In den vergangenen zwei Jahren war es möglich, an der Dorfkirche von Groß Ziethen umfassende Instandsetzungsarbeiten durchzuführen. Durch die marode Betonsteindachdeckung drang die Feuchtigkeit in den Kirchenraum, die hölzerne Turmkonstruktion war durch Braunfäule massiv geschädigt. In einem ersten Bauabschnitt konnte 2011 das Tragwerk des Turms repariert werden; der Turm erhielt eine neue Dachdeckung sowie eine Verschalung aus Lärchenholz. Nun konnten die Glocken, die wegen der Baufälligkeit des Kirchturms längere Zeit schweigen mussten, wieder geläutet werden.

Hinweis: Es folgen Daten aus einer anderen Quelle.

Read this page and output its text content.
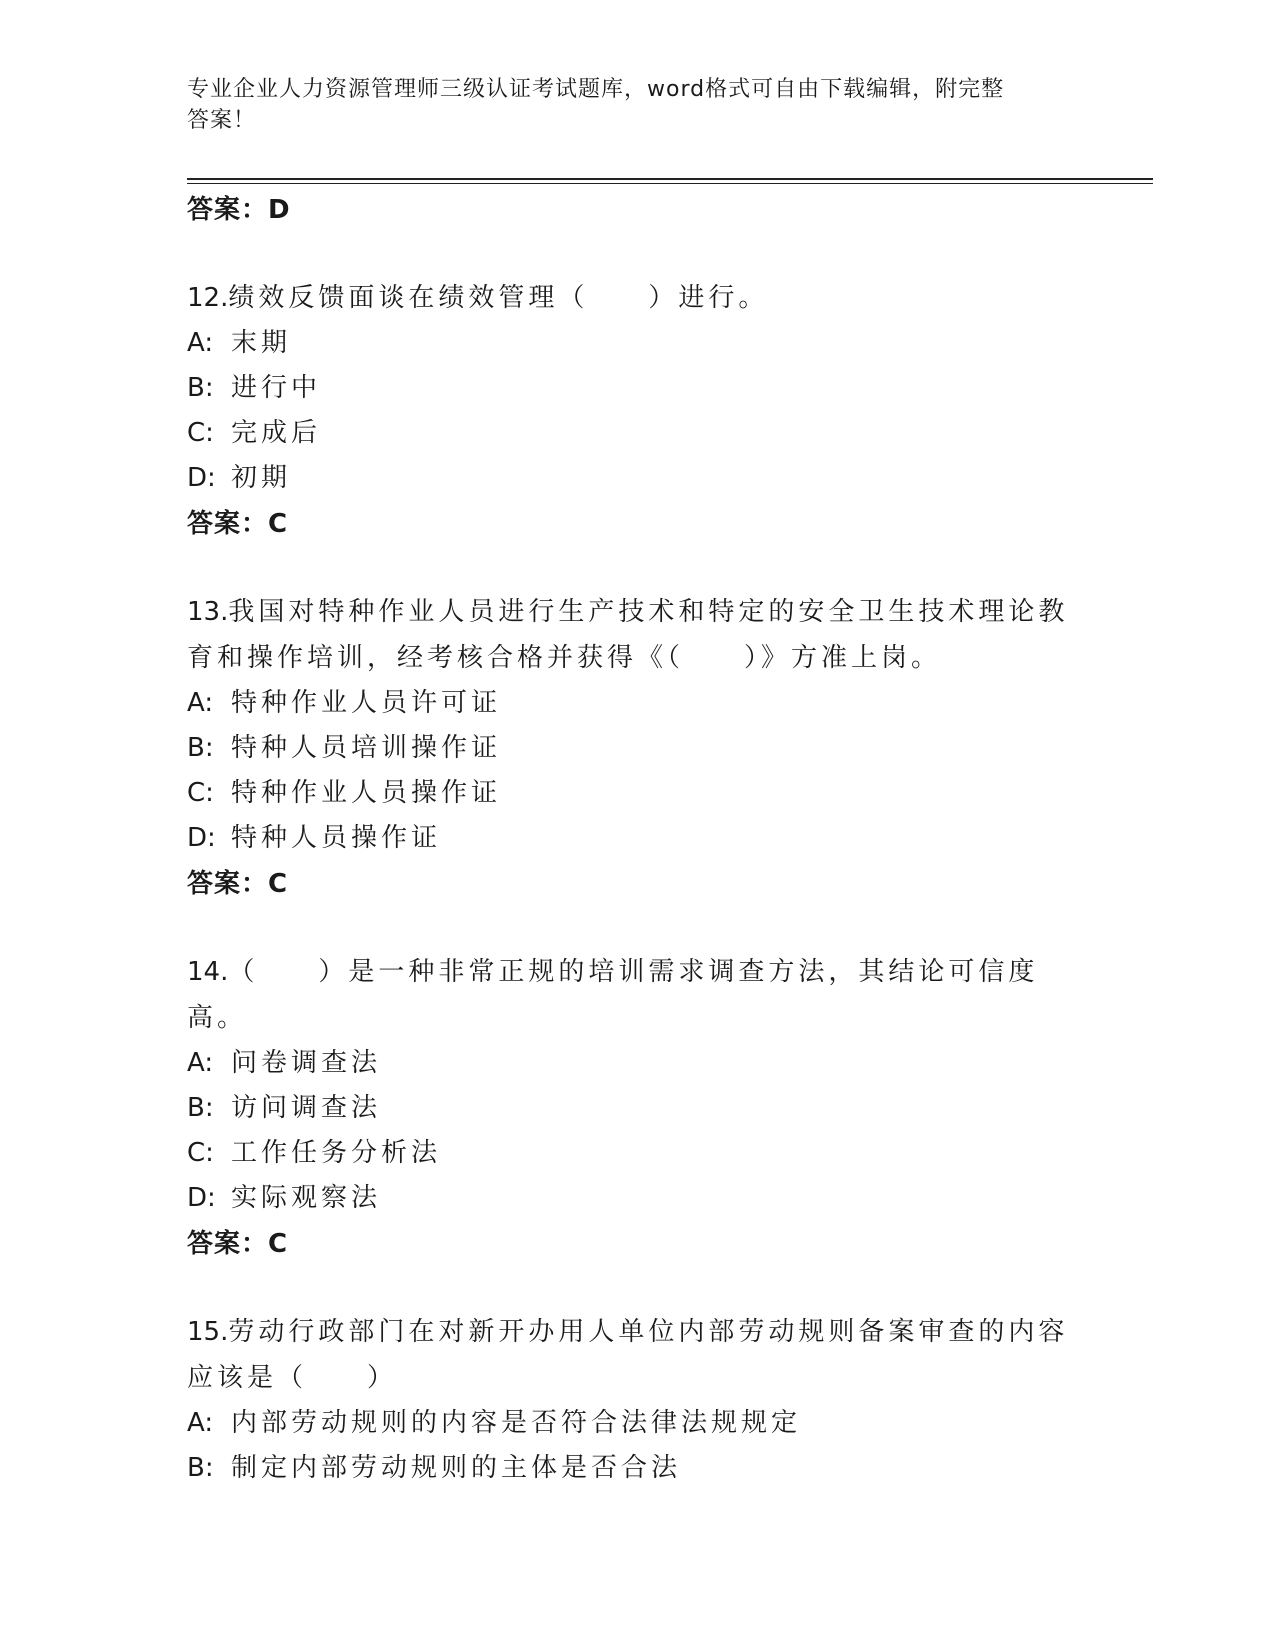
专业企业人力资源管理师三级认证考试题库，word格式可自由下载编辑，附完整
答案！
答案：D
12.绩效反馈面谈在绩效管理（　　）进行。
A: 末期
B: 进行中
C: 完成后
D: 初期
答案：C
13.我国对特种作业人员进行生产技术和特定的安全卫生技术理论教育和操作培训，经考核合格并获得《（　　）》方准上岗。
A: 特种作业人员许可证
B: 特种人员培训操作证
C: 特种作业人员操作证
D: 特种人员操作证
答案：C
14.（　　）是一种非常正规的培训需求调查方法，其结论可信度高。
A: 问卷调查法
B: 访问调查法
C: 工作任务分析法
D: 实际观察法
答案：C
15.劳动行政部门在对新开办用人单位内部劳动规则备案审查的内容应该是（　　）
A: 内部劳动规则的内容是否符合法律法规规定
B: 制定内部劳动规则的主体是否合法
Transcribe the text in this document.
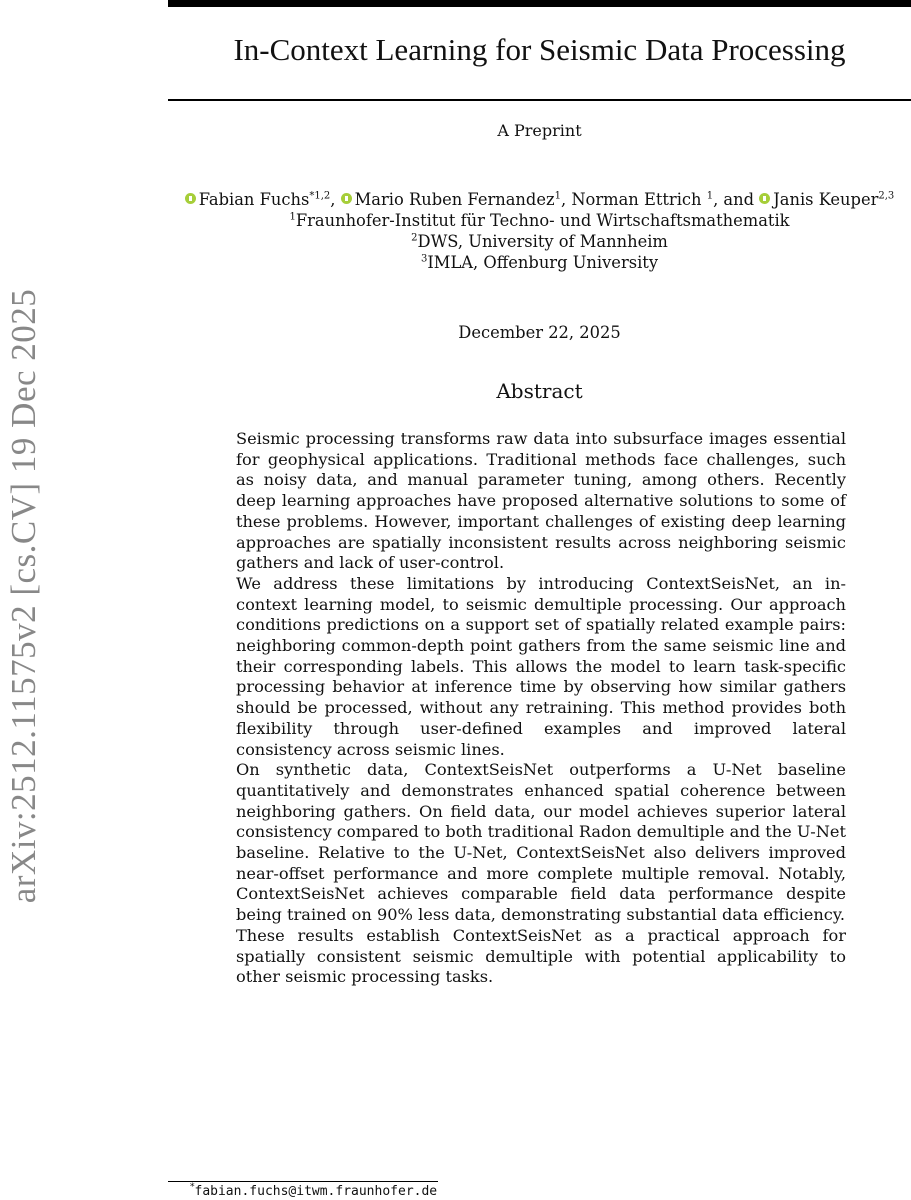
arXiv:2512.11575v2 [cs.CV] 19 Dec 2025
In-Context Learning for Seismic Data Processing
A Preprint
Fabian Fuchs$^{*1,2}$, Mario Ruben Fernandez$^1$, Norman Ettrich $^1$, and Janis Keuper$^{2,3}$
$^1$Fraunhofer-Institut für Techno- und Wirtschaftsmathematik
$^2$DWS, University of Mannheim
$^3$IMLA, Offenburg University
December 22, 2025
Abstract

Seismic processing transforms raw data into subsurface images essential for geophysical applications. Traditional methods face challenges, such as noisy data, and manual parameter tuning, among others. Recently deep learning approaches have proposed alternative solutions to some of these problems. However, important challenges of existing deep learning approaches are spatially inconsistent results across neighboring seismic gathers and lack of user-control.

We address these limitations by introducing ContextSeisNet, an in-context learning model, to seismic demultiple processing. Our approach conditions predictions on a support set of spatially related example pairs: neighboring common-depth point gathers from the same seismic line and their corresponding labels. This allows the model to learn task-specific processing behavior at inference time by observing how similar gathers should be processed, without any retraining. This method provides both flexibility through user-defined examples and improved lateral consistency across seismic lines.

On synthetic data, ContextSeisNet outperforms a U-Net baseline quantitatively and demonstrates enhanced spatial coherence between neighboring gathers. On field data, our model achieves superior lateral consistency compared to both traditional Radon demultiple and the U-Net baseline. Relative to the U-Net, ContextSeisNet also delivers improved near-offset performance and more complete multiple removal. Notably, ContextSeisNet achieves comparable field data performance despite being trained on 90% less data, demonstrating substantial data efficiency.

These results establish ContextSeisNet as a practical approach for spatially consistent seismic demultiple with potential applicability to other seismic processing tasks.

*fabian.fuchs@itwm.fraunhofer.de
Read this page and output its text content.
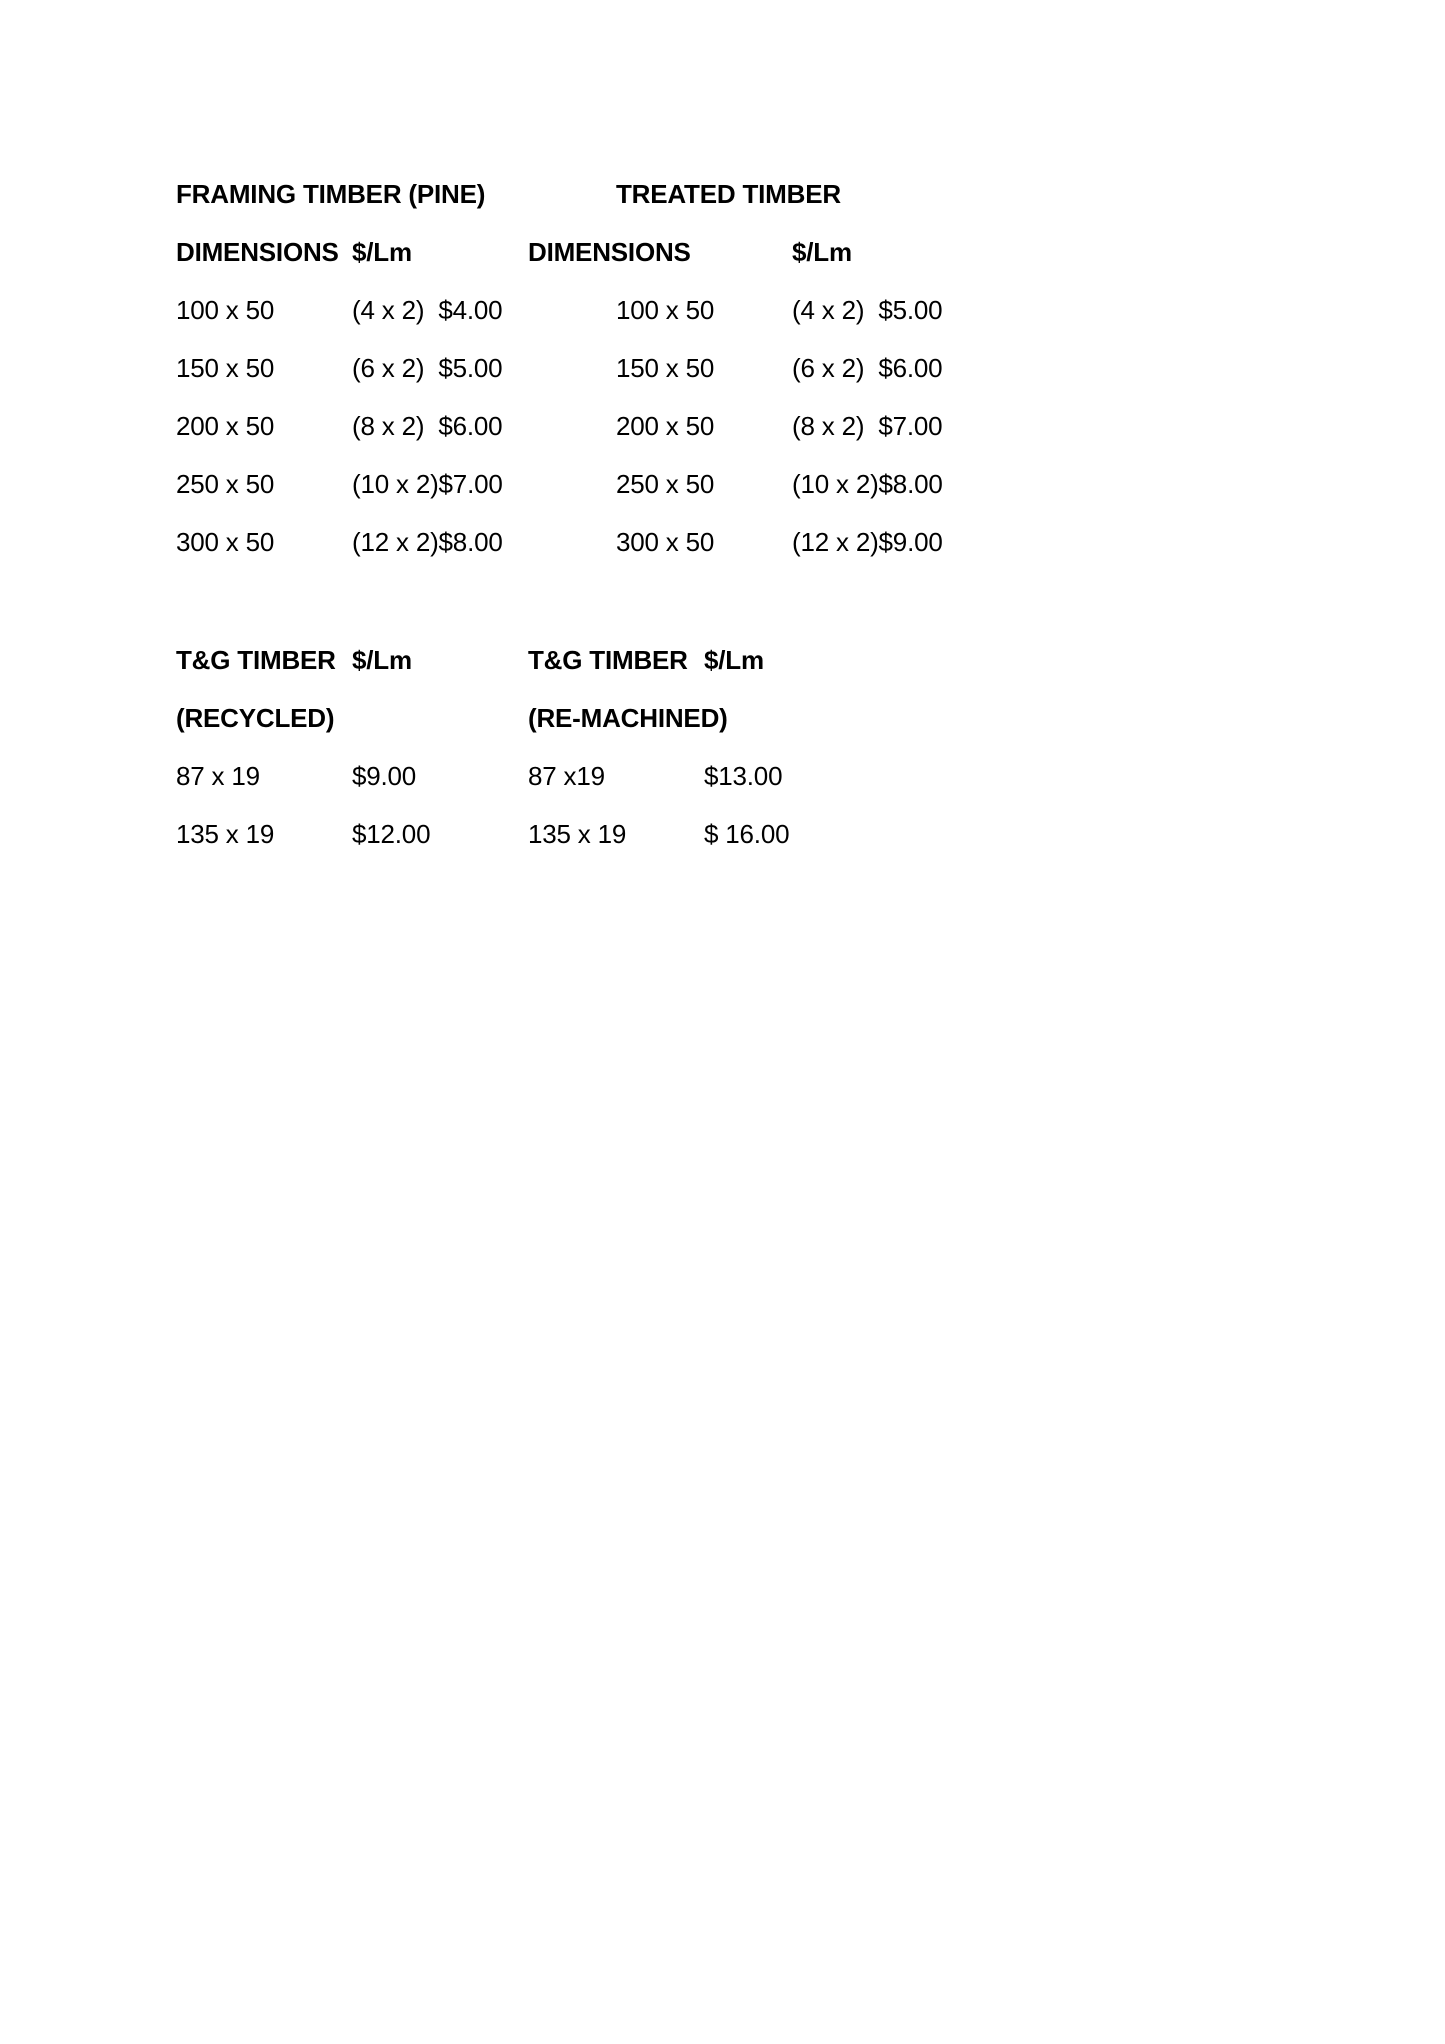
FRAMING TIMBER (PINE)
DIMENSIONS $/Lm
100 x 50	(4 x 2)  $4.00
150 x 50	(6 x 2)  $5.00
200 x 50	(8 x 2)  $6.00
250 x 50	(10 x 2)$7.00
300 x 50	(12 x 2)$8.00
TREATED TIMBER
DIMENSIONS	$/Lm
100 x 50	(4 x 2)  $5.00
150 x 50	(6 x 2)  $6.00
200 x 50	(8 x 2)  $7.00
250 x 50	(10 x 2)$8.00
300 x 50	(12 x 2)$9.00
T&G TIMBER $/Lm
(RECYCLED)
87 x 19	$9.00
135 x 19	$12.00
T&G TIMBER $/Lm
(RE-MACHINED)
87 x19	$13.00
135 x 19	$ 16.00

Die Neueindeckung des Daches von Kirchenschiff und Chor sowie Reparaturen an den Außenmauern erfolgten im vergangenen Jahr. Mit 5.000 Euro beteiligte sich auch der Förderkreis Alte Kirchen an der Finanzierung der Baumaßnahmen; zudem wurde ein weiterer Betrag aus einem Vermächtnis zur Verfügung gestellt, über dessen Verwendung die Deutsche Stiftung Denkmalschutz in Abstimmung mit dem FAK entscheidet.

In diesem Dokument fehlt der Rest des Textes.